Brief van maart 1957 (?)
‘En eenzaamheid (duurt) bijna je hele leven. Niet dat er niet genoeg gedokterd wordt om me van de eenzaamheid af te helpen - maar er zijn dingen als charme, stom geluk of ongeluk, intellectueel of idioot zijn, waar niks aan te doen is of tenminste niet veel - schilderen en cursiefjes schrijven doet nu iedereen, ook ballet.
Ik schijn soms als een bezetene te schreeuwen wanneer ik mijn ‘slaap’middelen op heb en weet er daarna niets meer van af.
Kijk het is niet prettig zoo vaak ziek te zijn - altijd op dat slaapkamertje te liggen en lezen. Hoewel ik de góden dank dat mijn andere oog ook niet blind is.
Er is nu een slaapkamertje in de keuken voor me in elkaar gezet - maar ik hunker naar frisse lucht, tocht zoals de hollanders het noemen. Voor mij is het als een ijsgekoelde drank.

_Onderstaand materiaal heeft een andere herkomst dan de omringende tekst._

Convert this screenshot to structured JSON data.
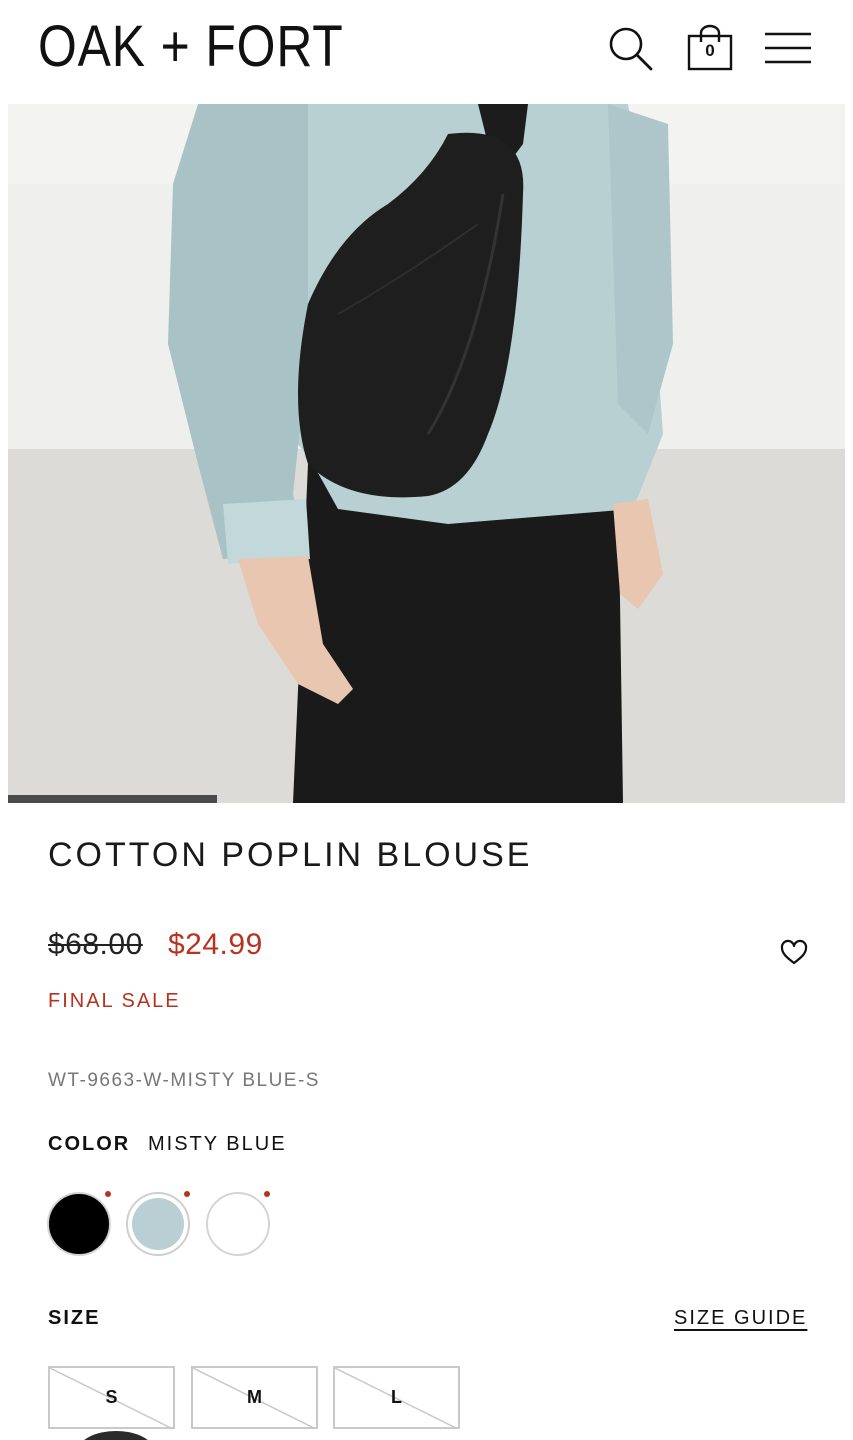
{
  "header": {
    "logo": "OAK + FORT",
    "bag_count": "0",
    "icons": {
      "search": "search-icon",
      "bag": "shopping-bag-icon",
      "menu": "hamburger-menu-icon"
    }
  },
  "gallery": {
    "image": "product-photo",
    "progress_fraction": 0.25
  },
  "product": {
    "title": "COTTON POPLIN BLOUSE",
    "price_original": "$68.00",
    "price_sale": "$24.99",
    "sale_note": "FINAL SALE",
    "sku": "WT-9663-W-MISTY BLUE-S",
    "wishlist_icon": "heart-outline-icon"
  },
  "color": {
    "label": "COLOR",
    "selected": "MISTY BLUE",
    "swatches": [
      {
        "name": "Black",
        "hex": "#000000"
      },
      {
        "name": "Misty Blue",
        "hex": "#b9cfd3"
      },
      {
        "name": "White",
        "hex": "#ffffff"
      }
    ],
    "indicator_color": "#b8331f"
  },
  "size": {
    "label": "SIZE",
    "guide_link": "SIZE GUIDE",
    "options": [
      "S",
      "M",
      "L"
    ]
  },
  "colors": {
    "sale_red": "#b8331f",
    "text": "#111111",
    "muted": "#777777"
  }
}
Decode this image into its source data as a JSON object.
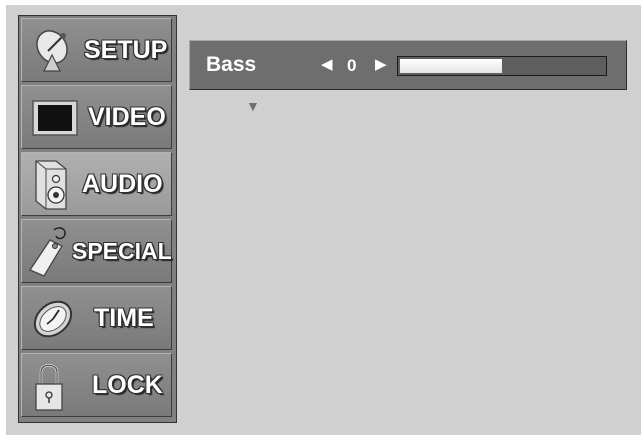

Nu ik het dieet van de huisdokter volg (een poedertje dat naar poep smaakt tot dessert) zijn die spugerijen opgehouden. Ik heb geen t.b.c. verzekert die arme vent me steeds -
(...)
Mijn haar dat op een derde gereduceerd was doordat ik kauwgum in mijn oren had gestopt, om het gebonk van die tunnelmakerij niet meer te horen - groeit weer.
Zou er geen patent genomen kunnen worden op een substantie die op kauwgum lijkt - maar natuurlijk de haren intact laat. Kale hoofden zijn wel modem (zie Jul Brunner) maar het wordt nog niet zo algemeen met enthousiaste gevoelens geapprecieerd.
Hartelijk dank voor ‘das lyrische Stenogrammheft’. Ook Mascha schijnt wel eens met de eenzaamheidsziekte gevochten te hebben.